The second cost is the unnecessary bandwidth that would be used to push work onto the queue and to process it. We know that every pixel sample taken at the start of tracing each path will eventually be added to the film, so there is no need to separately enumerate them. For both of these reasons, it is more efficient to use a plain GPUParallelFor() loop and process the PixelSampleState structures in order.
Recall that the GenerateCameraRays() method sets the PixelSampleState::pPixel coordinates for all the threads, but that it then exits immediately for threads corresponding to extra scanlines beyond the end of the image. Therefore, we must perform the same check of the pixel coordinates against the film bounds here, and not do any further processing for such pixels.

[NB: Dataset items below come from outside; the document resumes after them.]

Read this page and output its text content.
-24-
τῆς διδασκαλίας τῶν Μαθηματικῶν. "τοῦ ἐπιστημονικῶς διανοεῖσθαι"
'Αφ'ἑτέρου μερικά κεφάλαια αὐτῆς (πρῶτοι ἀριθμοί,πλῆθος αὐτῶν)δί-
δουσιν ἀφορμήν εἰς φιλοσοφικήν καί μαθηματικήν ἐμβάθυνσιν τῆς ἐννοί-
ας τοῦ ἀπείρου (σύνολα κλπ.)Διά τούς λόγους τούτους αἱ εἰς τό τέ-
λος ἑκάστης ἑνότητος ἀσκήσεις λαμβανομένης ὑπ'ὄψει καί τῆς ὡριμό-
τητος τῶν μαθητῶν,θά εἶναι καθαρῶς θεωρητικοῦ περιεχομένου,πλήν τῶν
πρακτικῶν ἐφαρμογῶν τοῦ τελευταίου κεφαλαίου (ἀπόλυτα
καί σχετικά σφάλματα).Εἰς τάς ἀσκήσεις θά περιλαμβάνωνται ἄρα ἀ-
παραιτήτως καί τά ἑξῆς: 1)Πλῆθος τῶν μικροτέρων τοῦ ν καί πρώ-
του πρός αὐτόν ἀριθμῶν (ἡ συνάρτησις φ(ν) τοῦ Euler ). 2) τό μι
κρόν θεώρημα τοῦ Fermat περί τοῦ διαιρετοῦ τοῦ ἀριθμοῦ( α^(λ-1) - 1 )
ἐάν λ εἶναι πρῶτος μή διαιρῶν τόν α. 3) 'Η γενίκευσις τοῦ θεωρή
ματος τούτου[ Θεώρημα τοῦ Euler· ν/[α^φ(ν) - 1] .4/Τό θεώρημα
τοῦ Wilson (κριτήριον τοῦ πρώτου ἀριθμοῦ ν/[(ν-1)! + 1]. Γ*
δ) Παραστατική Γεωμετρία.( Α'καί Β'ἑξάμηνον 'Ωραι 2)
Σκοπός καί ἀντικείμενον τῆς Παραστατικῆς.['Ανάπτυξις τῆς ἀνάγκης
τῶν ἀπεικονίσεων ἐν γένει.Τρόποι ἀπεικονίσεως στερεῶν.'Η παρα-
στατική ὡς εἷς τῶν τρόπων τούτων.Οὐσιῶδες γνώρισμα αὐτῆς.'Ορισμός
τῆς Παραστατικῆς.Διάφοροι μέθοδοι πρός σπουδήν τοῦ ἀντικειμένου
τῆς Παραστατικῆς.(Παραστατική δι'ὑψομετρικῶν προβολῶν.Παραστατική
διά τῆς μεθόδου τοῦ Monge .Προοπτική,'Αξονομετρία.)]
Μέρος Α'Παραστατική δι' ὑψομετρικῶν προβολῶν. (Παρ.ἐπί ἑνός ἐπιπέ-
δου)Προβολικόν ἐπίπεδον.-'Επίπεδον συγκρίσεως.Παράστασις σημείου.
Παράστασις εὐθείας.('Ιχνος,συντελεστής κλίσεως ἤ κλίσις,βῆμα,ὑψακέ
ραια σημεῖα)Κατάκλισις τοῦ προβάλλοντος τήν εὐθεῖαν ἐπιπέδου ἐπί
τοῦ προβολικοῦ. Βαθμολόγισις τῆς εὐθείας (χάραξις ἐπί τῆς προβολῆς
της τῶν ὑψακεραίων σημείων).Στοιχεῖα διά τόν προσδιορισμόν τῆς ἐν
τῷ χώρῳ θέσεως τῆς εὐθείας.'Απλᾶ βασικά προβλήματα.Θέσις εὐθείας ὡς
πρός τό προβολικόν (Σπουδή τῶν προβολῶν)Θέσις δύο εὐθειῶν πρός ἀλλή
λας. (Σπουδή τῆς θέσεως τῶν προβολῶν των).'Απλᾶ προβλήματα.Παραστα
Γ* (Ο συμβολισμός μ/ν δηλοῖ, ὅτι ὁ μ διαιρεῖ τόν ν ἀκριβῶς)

A few more values read from pixelSampleState and we have everything that we need to call the Film’s AddSample() method. The implementation uses the initializeVisibleSurface member variable, set in the constructor, to distinguish between Film implementations that make use of the VisibleSurface and those that do not in order to save the memory bandwidth of reading it if it will not be used.
One interesting detail is that the VisibleSurface must be loaded from SOA format into the regular VisibleSurface structure layout so that a pointer to it can be passed to the AddSample() method; a pointer to its current in-memory representation does not correspond to the layout that this method expects.